The project used weather balloons to deliver high-speed Internet in places that lack infrastructure, such as sub-Saharan Africa. Loon generated a lot of interest and was used in the wake of natural disasters such as the hurricane that devastated Puerto Rico in 2017.
Some of Loon's core technologies live on in other Alphabet projects. Meanwhile, Airbus maintains its spirit through HIGH. However, while Loon relied on balloons, the newest project uses solar-powered Zephyr drones.
“(Loon) got very good customer engagement,” AALTO CEO Samer Halawi told TechCrunch in an interview last week at Mobile World Congress. “They got people signed up for the service very quickly. However, what happened was that the balloons moved. What they did to overcome this was they used several balloons and they transmitted a signal from one to another. “They ended up having to use the balloons eight times to cover the same area.”

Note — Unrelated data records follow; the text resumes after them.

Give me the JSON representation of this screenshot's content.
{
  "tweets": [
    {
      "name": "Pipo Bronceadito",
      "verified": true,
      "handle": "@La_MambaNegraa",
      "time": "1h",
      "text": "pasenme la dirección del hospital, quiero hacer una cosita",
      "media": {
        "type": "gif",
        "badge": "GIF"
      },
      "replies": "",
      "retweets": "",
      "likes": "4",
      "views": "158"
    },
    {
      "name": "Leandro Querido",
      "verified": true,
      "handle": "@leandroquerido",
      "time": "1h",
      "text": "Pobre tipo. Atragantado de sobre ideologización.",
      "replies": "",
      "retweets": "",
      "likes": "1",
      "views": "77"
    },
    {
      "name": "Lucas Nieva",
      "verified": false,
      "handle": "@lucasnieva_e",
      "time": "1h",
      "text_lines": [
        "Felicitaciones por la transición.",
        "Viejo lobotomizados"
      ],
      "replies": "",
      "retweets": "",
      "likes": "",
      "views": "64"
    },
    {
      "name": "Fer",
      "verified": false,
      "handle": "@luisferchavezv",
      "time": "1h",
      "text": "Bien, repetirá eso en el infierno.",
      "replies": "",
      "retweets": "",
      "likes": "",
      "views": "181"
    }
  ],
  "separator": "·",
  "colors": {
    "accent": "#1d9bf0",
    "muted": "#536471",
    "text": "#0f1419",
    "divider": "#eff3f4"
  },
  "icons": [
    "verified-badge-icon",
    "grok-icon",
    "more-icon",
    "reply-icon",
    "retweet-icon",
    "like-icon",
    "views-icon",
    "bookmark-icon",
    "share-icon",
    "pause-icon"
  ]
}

AALTO is based on fixed-wing drones, which are, at the very least, more predictable in their movements than weather balloons. Airbus acquired the technology for fixed-wing drones from QinetiQ, a subsidiary of the UK Department of Defense and Space, in 2022.
The Zephyrs take off from a circular runway and ascend in an ever-widening spiral. Drones reach the stratosphere at an altitude of more than 60,000 feet. This keeps them above commercial airplanes, as well as weather events that can impede solar coverage. It turns out that the airspace is also not regulated to nearly the same degree as those below it.
According to AALTO figures, each drone can occupy up to 7,500 square kilometers of Earth's surface, or the equivalent of up to 250 mobile phone towers. Once in the air, the system can run for months on solar energy alone. Approximately every six months the system will land for a battery change as they still have a limited lifespan.
AALTO's go-to-market includes agreements with operators as well as government agencies. Like Loon before it, the company is also exploring the temporary deployment of downed cell towers following natural disasters.